Life is harsh and demanding like always but now more then ever. Because of endles possibilities of comunication and education for everyone (at least in my part of the world) everything going extremely fast. It's harder to hide and harder to lie. Our ward speeding, and I want to ran with him like fully aware modern female what I consider to be a necessity in the world of cataclysmic climate and political changes. To do so I need to be wise and fearless.
Various cultures I have encountered or keep encountering, with their different belief systems, art, politics, and economics, have exercised a considerable influence on my life or attracted my interest, promote different, often conflicting, and for me never satisfactory models of life. It is overwhelmingly difficult for me to find myself in all this without experiencing an overpowering feeling of chaos, inadequacy and hopelessness. The constant omnipresent primacy of manhood like we all know, has been built on the concept of the innate differences between women and men, and invent ideological justification for inequality of the sexes - tearing the world apart. As a consequence of such dichotomy, we build civilizations with social structures, religions, values and custom adapted to the needs and conditions of only one gender. This domination has deprived for millennia part the population of the ability to shape our living space that is in line with its needs and principles. Now we all mast suffer consequences and living in crippled reality.
Because of the current changes in modern society (thanks to all wise, courageous women and men) which give human and all nature more rights but also challenge traditions, the experience of living in this situation is extremely demanding. Therefore, it does not give me peace of mind to know, who would I be, if I had been brought up in freedom, and not ravaged by the restrictions of an imposed form? How would life look if forces were balanced, including spiritual ones? Inability to find a satisfactory answer, while at the same time realizing that somewhere there must lie an explanation, is the reason why I started looking for my own path. In order to fully exist, I had to tell and reinvent my own story.
Art, that which was and is formed by others, and which I create myself, turned out to be the way I could get some answers and gives me possibility of reprogramming my brain. It opens a space of untamed imagination, and gives me a language through which I can communicate with sufficient strength. Through art, I can even timidly touch the inexpressible. Hence, each and every piece of work I make is a tale which has roots deep in reality and ability to go beyond. Through work, I try to unlearn what the society and my experience taught me, and start to see with fresh eyes. To achieve this, I go through holiness, ideas, and taboos, both mine and those imposed upon me, and I let them align freely. In ambiguous puzzles, parables arise and I find liberation in them from the conditions of law, time and place.

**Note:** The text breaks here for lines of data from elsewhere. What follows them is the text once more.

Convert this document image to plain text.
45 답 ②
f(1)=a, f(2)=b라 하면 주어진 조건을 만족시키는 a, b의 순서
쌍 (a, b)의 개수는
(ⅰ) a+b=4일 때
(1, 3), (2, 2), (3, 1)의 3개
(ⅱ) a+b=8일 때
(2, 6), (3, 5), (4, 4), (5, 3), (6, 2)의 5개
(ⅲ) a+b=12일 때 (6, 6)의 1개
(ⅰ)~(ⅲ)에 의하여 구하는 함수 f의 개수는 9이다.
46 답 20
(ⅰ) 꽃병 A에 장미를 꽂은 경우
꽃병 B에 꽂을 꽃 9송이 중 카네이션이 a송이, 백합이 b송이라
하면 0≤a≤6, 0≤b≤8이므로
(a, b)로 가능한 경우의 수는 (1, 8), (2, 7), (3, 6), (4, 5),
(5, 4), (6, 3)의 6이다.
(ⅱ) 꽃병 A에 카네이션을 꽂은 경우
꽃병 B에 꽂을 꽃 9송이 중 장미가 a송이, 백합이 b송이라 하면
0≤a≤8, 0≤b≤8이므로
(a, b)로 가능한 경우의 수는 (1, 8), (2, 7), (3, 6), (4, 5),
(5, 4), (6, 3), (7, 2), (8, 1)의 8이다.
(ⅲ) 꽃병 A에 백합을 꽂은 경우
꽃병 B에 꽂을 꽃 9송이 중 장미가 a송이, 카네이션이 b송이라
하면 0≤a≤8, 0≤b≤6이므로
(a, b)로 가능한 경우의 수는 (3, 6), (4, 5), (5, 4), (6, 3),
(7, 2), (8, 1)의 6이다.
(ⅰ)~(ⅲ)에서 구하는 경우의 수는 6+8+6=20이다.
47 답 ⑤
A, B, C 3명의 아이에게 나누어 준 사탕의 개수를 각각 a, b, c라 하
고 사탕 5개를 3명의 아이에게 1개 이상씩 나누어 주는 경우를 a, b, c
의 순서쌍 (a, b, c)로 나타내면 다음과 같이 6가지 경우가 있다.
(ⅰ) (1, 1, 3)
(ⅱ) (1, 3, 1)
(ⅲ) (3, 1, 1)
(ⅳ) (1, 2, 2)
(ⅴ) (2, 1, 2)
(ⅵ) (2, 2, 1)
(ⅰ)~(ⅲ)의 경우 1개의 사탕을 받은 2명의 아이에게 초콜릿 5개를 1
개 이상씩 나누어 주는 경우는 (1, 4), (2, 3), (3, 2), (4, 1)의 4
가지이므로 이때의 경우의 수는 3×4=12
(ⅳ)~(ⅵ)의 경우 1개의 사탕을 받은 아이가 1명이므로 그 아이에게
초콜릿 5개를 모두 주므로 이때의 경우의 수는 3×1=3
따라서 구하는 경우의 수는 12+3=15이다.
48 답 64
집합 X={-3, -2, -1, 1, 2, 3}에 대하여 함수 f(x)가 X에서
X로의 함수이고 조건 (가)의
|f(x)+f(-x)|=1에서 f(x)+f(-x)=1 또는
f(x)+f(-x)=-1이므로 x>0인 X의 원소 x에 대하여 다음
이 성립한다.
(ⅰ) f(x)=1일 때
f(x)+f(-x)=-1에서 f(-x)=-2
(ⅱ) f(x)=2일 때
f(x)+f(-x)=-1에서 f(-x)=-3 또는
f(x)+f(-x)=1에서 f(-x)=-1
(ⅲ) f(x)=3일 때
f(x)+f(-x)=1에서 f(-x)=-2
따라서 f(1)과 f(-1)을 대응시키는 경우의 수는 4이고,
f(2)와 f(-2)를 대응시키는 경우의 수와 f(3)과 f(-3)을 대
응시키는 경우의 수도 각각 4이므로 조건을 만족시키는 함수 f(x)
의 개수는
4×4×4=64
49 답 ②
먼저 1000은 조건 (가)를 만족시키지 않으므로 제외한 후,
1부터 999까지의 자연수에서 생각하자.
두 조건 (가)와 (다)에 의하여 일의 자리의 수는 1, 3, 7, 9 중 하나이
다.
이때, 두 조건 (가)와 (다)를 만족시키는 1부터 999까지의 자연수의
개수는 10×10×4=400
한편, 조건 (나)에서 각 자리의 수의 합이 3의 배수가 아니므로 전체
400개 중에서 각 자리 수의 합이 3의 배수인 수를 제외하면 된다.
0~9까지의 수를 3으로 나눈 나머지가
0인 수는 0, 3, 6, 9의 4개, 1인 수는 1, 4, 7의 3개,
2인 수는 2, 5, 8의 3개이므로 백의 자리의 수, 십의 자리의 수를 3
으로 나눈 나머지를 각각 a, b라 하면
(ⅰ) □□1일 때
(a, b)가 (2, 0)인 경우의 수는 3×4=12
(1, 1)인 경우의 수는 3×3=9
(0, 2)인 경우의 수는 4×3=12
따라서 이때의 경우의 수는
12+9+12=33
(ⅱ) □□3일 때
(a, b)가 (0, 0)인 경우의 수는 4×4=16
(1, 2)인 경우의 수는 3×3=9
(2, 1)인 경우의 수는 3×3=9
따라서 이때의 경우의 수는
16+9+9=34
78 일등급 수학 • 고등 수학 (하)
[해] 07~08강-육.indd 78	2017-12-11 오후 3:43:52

I use various forms of visual arts, but my favorite way of working is to use a combination of photography, representing the material world, and digital drawing, representing the spiritual aspect of reality. This combination allows me to achieve symbolic fullness. At the same time, I try as much as possible to erase the differences between one technique and another in the eye of the beholder. Only in this way will I fulfill my goal. On the other hand, as a main form of narrative, I chose the human body, and my own in particular, because, apart from the very rich symbolism arising from its nakedness, it is a way for me to get to know and challenge myself.